I find this argument unpersuasive. Consumers now purchase all manner of products and services online, including major items like cars and even houses. Senior living providers need to invest in their websites, in curating and managing online reviews, and they need to evaluate whether their pricing structures really are aligned to value and can be easily understood.

I know that veterans’ benefits, long-term care insurance and other programs might come into play for certain individuals, affecting their out-of-pocket costs. And consumers are bringing more emotion to a senior living purchase than buying a car or airline ticket. However, I fundamentally agree with Opaczewski that reducing friction in the sales process is of paramount importance, and greater online transparency builds consumer trust.

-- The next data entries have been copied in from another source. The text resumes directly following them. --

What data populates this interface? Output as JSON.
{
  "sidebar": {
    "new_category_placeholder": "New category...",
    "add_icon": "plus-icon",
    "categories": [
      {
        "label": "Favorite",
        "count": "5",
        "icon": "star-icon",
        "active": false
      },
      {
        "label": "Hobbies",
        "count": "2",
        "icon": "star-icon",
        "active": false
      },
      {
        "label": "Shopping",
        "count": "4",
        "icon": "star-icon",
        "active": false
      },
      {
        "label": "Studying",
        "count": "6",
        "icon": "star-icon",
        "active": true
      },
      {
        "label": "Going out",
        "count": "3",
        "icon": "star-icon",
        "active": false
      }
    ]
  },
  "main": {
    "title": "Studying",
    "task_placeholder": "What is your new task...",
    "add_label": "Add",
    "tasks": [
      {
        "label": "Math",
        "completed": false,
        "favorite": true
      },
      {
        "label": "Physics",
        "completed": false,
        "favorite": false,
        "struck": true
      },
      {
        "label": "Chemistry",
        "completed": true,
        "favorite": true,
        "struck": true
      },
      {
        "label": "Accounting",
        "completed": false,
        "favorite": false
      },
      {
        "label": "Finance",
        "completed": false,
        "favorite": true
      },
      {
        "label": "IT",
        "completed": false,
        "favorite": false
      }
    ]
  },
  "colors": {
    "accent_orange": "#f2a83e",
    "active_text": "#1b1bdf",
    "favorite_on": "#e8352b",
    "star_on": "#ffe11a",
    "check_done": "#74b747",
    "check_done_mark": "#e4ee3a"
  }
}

The good news is that senior living providers appear to have made great strides in raising their digital sales and marketing games during the pandemic; LCS is budgeting to keep online content fresh and compelling, and both Westermann and Juniper’s Longfellow described how customer relationship management and other tools now generate more precise and actionable data than sales teams had in the past.

Ultimately, I think that like other aspects of senior living, the sales process must become more high-tech and high-touch, with a better online presence balanced by real human connections that can be made quickly and reliably. Best-in-class operators already are moving in this direction, in order to more effectively sell to a consumer base that — to the credit of the industry — sees the value of senior living in a new and more appealing light.